Multiwektoryzm, czyli zależność (nawet jeśli dobrze służy) ma swoje wady

Równowaga powiązań z partnerami jest pożądanym stanem w polityce zagranicznej. Rzadko jest możliwa w doskonałej postaci. Nawet programowy równy dystans w wydaniu doktryny neutralności czy niezaangażowania, o czym odrębnie, jest trudny do wyegzekwowania w praktyce. Czasami deklarowana równa bliskość czy odległość jest przykrywką dla cynicznie prowadzonej pragmatycznej polityki „pokornego cielęcia, co dwie matki ssie”. W epoce zimnowojennej była owa postawa kojarzona z podbijaniem ceny za nieprzechodzenie na drugą stronę globalnej konfrontacji.
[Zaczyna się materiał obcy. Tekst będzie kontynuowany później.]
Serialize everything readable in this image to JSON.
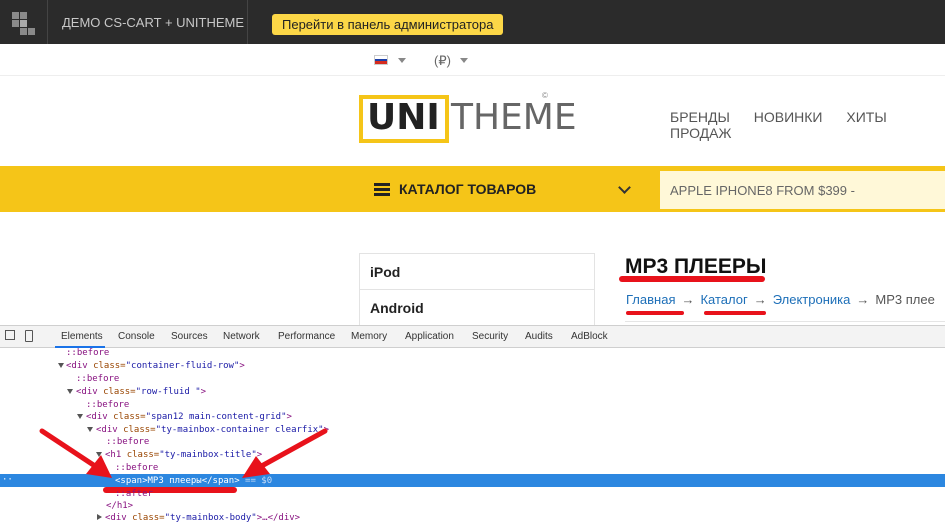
{
  "admin_bar": {
    "store_name": "ДЕМО CS-CART + UNITHEME",
    "admin_button": "Перейти в панель администратора"
  },
  "lang_row": {
    "currency": "(₽)"
  },
  "header": {
    "logo_bold": "UNI",
    "logo_light": "THEME",
    "logo_mark": "©",
    "nav": [
      "БРЕНДЫ",
      "НОВИНКИ",
      "ХИТЫ ПРОДАЖ"
    ]
  },
  "catalog_bar": {
    "label": "КАТАЛОГ ТОВАРОВ",
    "search_value": "APPLE IPHONE8 FROM $399 -"
  },
  "side_menu": [
    "iPod",
    "Android"
  ],
  "main": {
    "title": "MP3 ПЛЕЕРЫ",
    "breadcrumb": [
      "Главная",
      "Каталог",
      "Электроника",
      "MP3 плее"
    ],
    "breadcrumb_sep": "→"
  },
  "devtools": {
    "tabs": [
      "Elements",
      "Console",
      "Sources",
      "Network",
      "Performance",
      "Memory",
      "Application",
      "Security",
      "Audits",
      "AdBlock"
    ],
    "lines": {
      "l1": "::before",
      "l2_tag_open": "<div ",
      "l2_attr": "class=",
      "l2_val": "\"container-fluid-row\"",
      "l2_close": ">",
      "l3": "::before",
      "l4_tag_open": "<div ",
      "l4_attr": "class=",
      "l4_val": "\"row-fluid \"",
      "l4_close": ">",
      "l5": "::before",
      "l6_tag_open": "<div ",
      "l6_attr": "class=",
      "l6_val": "\"span12 main-content-grid\"",
      "l6_close": ">",
      "l7_tag_open": "<div ",
      "l7_attr": "class=",
      "l7_val": "\"ty-mainbox-container clearfix\"",
      "l7_close": ">",
      "l8": "::before",
      "l9_tag_open": "<h1 ",
      "l9_attr": "class=",
      "l9_val": "\"ty-mainbox-title\"",
      "l9_close": ">",
      "l10": "::before",
      "selected": "<span>MP3 плееры</span>",
      "selected_suffix": " == $0",
      "l12": "::after",
      "l13": "</h1>",
      "l14_tag_open": "<div ",
      "l14_attr": "class=",
      "l14_val": "\"ty-mainbox-body\"",
      "l14_close": ">…</div>"
    }
  },
  "colors": {
    "accent_yellow": "#f5c518",
    "annotation_red": "#e8121b",
    "devtools_selection": "#2c87e0"
  }
}
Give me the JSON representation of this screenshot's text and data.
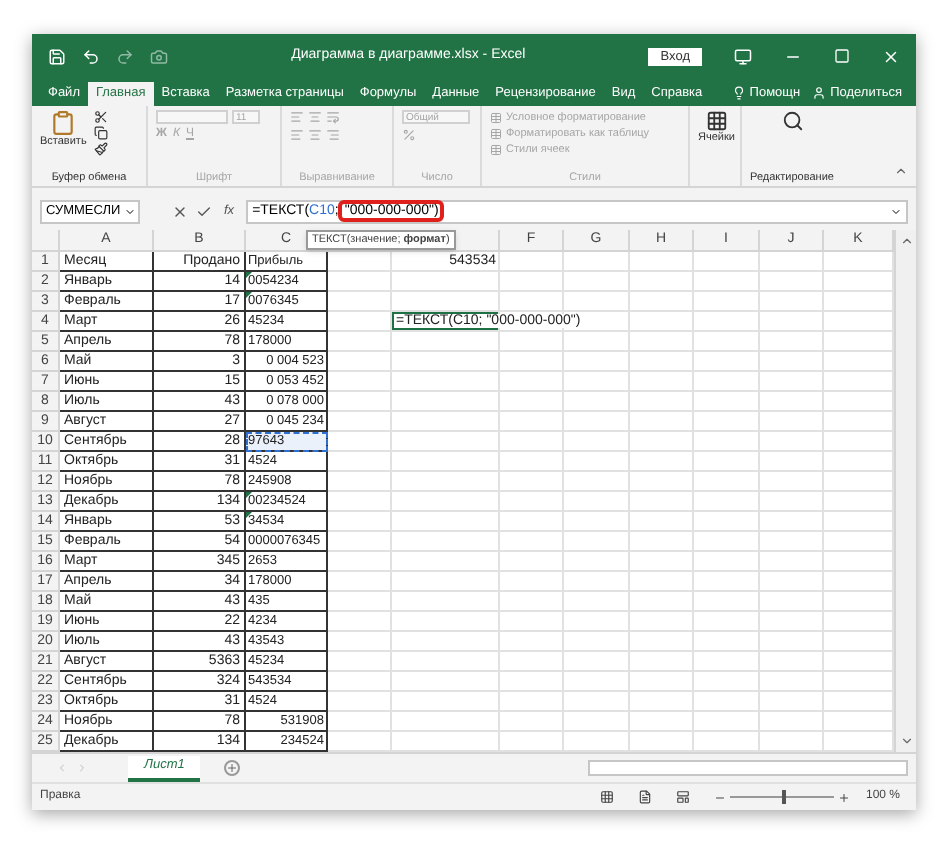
{
  "title_bar": {
    "title": "Диаграмма в диаграмме.xlsx - Excel",
    "sign_in": "Вход"
  },
  "ribbon_tabs": [
    {
      "label": "Файл",
      "selected": false
    },
    {
      "label": "Главная",
      "selected": true
    },
    {
      "label": "Вставка",
      "selected": false
    },
    {
      "label": "Разметка страницы",
      "selected": false
    },
    {
      "label": "Формулы",
      "selected": false
    },
    {
      "label": "Данные",
      "selected": false
    },
    {
      "label": "Рецензирование",
      "selected": false
    },
    {
      "label": "Вид",
      "selected": false
    },
    {
      "label": "Справка",
      "selected": false
    }
  ],
  "tell_me": "Помощн",
  "share": "Поделиться",
  "ribbon_groups": [
    {
      "kind": "clipboard",
      "label": "Буфер обмена",
      "button": "Вставить",
      "disabled": false
    },
    {
      "kind": "font",
      "label": "Шрифт",
      "size": "11",
      "bold": "Ж",
      "italic": "К",
      "underline": "Ч",
      "disabled": true
    },
    {
      "kind": "alignment",
      "label": "Выравнивание",
      "disabled": true
    },
    {
      "kind": "number",
      "label": "Число",
      "format": "Общий",
      "disabled": true
    },
    {
      "kind": "styles",
      "label": "Стили",
      "items": [
        "Условное форматирование",
        "Форматировать как таблицу",
        "Стили ячеек"
      ],
      "disabled": true
    },
    {
      "kind": "cells",
      "label": "Ячейки",
      "disabled": false
    },
    {
      "kind": "editing",
      "label": "Редактирование",
      "disabled": false
    }
  ],
  "formula_bar": {
    "name_box": "СУММЕСЛИ",
    "function_button": "fx",
    "formula_start": "=ТЕКСТ(",
    "formula_ref": "C10",
    "formula_sep": ";",
    "formula_highlighted": " \"000-000-000\")"
  },
  "tooltip": "ТЕКСТ(значение; **формат**)",
  "column_headers_left": [
    "A",
    "B",
    "C"
  ],
  "column_headers_right": [
    "F",
    "G",
    "H",
    "I",
    "J",
    "K"
  ],
  "rows": [
    {
      "number": "1",
      "month": "Месяц",
      "sold": "Продано",
      "profit": "Прибыль",
      "right_aligned": false,
      "text_flag": false,
      "referenced": false,
      "column_e": {
        "text": "543534",
        "editing": false
      }
    },
    {
      "number": "2",
      "month": "Январь",
      "sold": "14",
      "profit": "0054234",
      "right_aligned": false,
      "text_flag": true,
      "referenced": false
    },
    {
      "number": "3",
      "month": "Февраль",
      "sold": "17",
      "profit": "0076345",
      "right_aligned": false,
      "text_flag": true,
      "referenced": false
    },
    {
      "number": "4",
      "month": "Март",
      "sold": "26",
      "profit": "45234",
      "right_aligned": false,
      "text_flag": false,
      "referenced": false,
      "column_e": {
        "text": "=ТЕКСТ(C10; \"000-000-000\")",
        "editing": true
      }
    },
    {
      "number": "5",
      "month": "Апрель",
      "sold": "78",
      "profit": "178000",
      "right_aligned": false,
      "text_flag": false,
      "referenced": false
    },
    {
      "number": "6",
      "month": "Май",
      "sold": "3",
      "profit": "0 004 523",
      "right_aligned": true,
      "text_flag": false,
      "referenced": false
    },
    {
      "number": "7",
      "month": "Июнь",
      "sold": "15",
      "profit": "0 053 452",
      "right_aligned": true,
      "text_flag": false,
      "referenced": false
    },
    {
      "number": "8",
      "month": "Июль",
      "sold": "43",
      "profit": "0 078 000",
      "right_aligned": true,
      "text_flag": false,
      "referenced": false
    },
    {
      "number": "9",
      "month": "Август",
      "sold": "27",
      "profit": "0 045 234",
      "right_aligned": true,
      "text_flag": false,
      "referenced": false
    },
    {
      "number": "10",
      "month": "Сентябрь",
      "sold": "28",
      "profit": "97643",
      "right_aligned": false,
      "text_flag": false,
      "referenced": true
    },
    {
      "number": "11",
      "month": "Октябрь",
      "sold": "31",
      "profit": "4524",
      "right_aligned": false,
      "text_flag": false,
      "referenced": false
    },
    {
      "number": "12",
      "month": "Ноябрь",
      "sold": "78",
      "profit": "245908",
      "right_aligned": false,
      "text_flag": false,
      "referenced": false
    },
    {
      "number": "13",
      "month": "Декабрь",
      "sold": "134",
      "profit": "00234524",
      "right_aligned": false,
      "text_flag": true,
      "referenced": false
    },
    {
      "number": "14",
      "month": "Январь",
      "sold": "53",
      "profit": "34534",
      "right_aligned": false,
      "text_flag": true,
      "referenced": false
    },
    {
      "number": "15",
      "month": "Февраль",
      "sold": "54",
      "profit": "0000076345",
      "right_aligned": false,
      "text_flag": false,
      "referenced": false
    },
    {
      "number": "16",
      "month": "Март",
      "sold": "345",
      "profit": "2653",
      "right_aligned": false,
      "text_flag": false,
      "referenced": false
    },
    {
      "number": "17",
      "month": "Апрель",
      "sold": "34",
      "profit": "178000",
      "right_aligned": false,
      "text_flag": false,
      "referenced": false
    },
    {
      "number": "18",
      "month": "Май",
      "sold": "43",
      "profit": "435",
      "right_aligned": false,
      "text_flag": false,
      "referenced": false
    },
    {
      "number": "19",
      "month": "Июнь",
      "sold": "22",
      "profit": "4234",
      "right_aligned": false,
      "text_flag": false,
      "referenced": false
    },
    {
      "number": "20",
      "month": "Июль",
      "sold": "43",
      "profit": "43543",
      "right_aligned": false,
      "text_flag": false,
      "referenced": false
    },
    {
      "number": "21",
      "month": "Август",
      "sold": "5363",
      "profit": "45234",
      "right_aligned": false,
      "text_flag": false,
      "referenced": false
    },
    {
      "number": "22",
      "month": "Сентябрь",
      "sold": "324",
      "profit": "543534",
      "right_aligned": false,
      "text_flag": false,
      "referenced": false
    },
    {
      "number": "23",
      "month": "Октябрь",
      "sold": "31",
      "profit": "4524",
      "right_aligned": false,
      "text_flag": false,
      "referenced": false
    },
    {
      "number": "24",
      "month": "Ноябрь",
      "sold": "78",
      "profit": "531908",
      "right_aligned": true,
      "text_flag": false,
      "referenced": false
    },
    {
      "number": "25",
      "month": "Декабрь",
      "sold": "134",
      "profit": "234524",
      "right_aligned": true,
      "text_flag": false,
      "referenced": false
    }
  ],
  "sheet_tabs": [
    {
      "label": "Лист1",
      "selected": true
    }
  ],
  "status_bar": {
    "mode": "Правка",
    "zoom": "100 %",
    "zoom_slider": {
      "level": 0.5
    }
  }
}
Ceny opłacanej najczęściej poprzez pomoc rozwojową. Praktykowało ową postawę wiele państw „Trzeciego Świata”.

Mało które państwo, zwłaszcza niepozorne, chce stawiać wszystkie swoje polityczne żetony na jedną kartę. Chyba, że musi. Nawet wtedy próbuje dywersyfikować swoje stosunki, a co najmniej deklaruje ich wielowektorowość.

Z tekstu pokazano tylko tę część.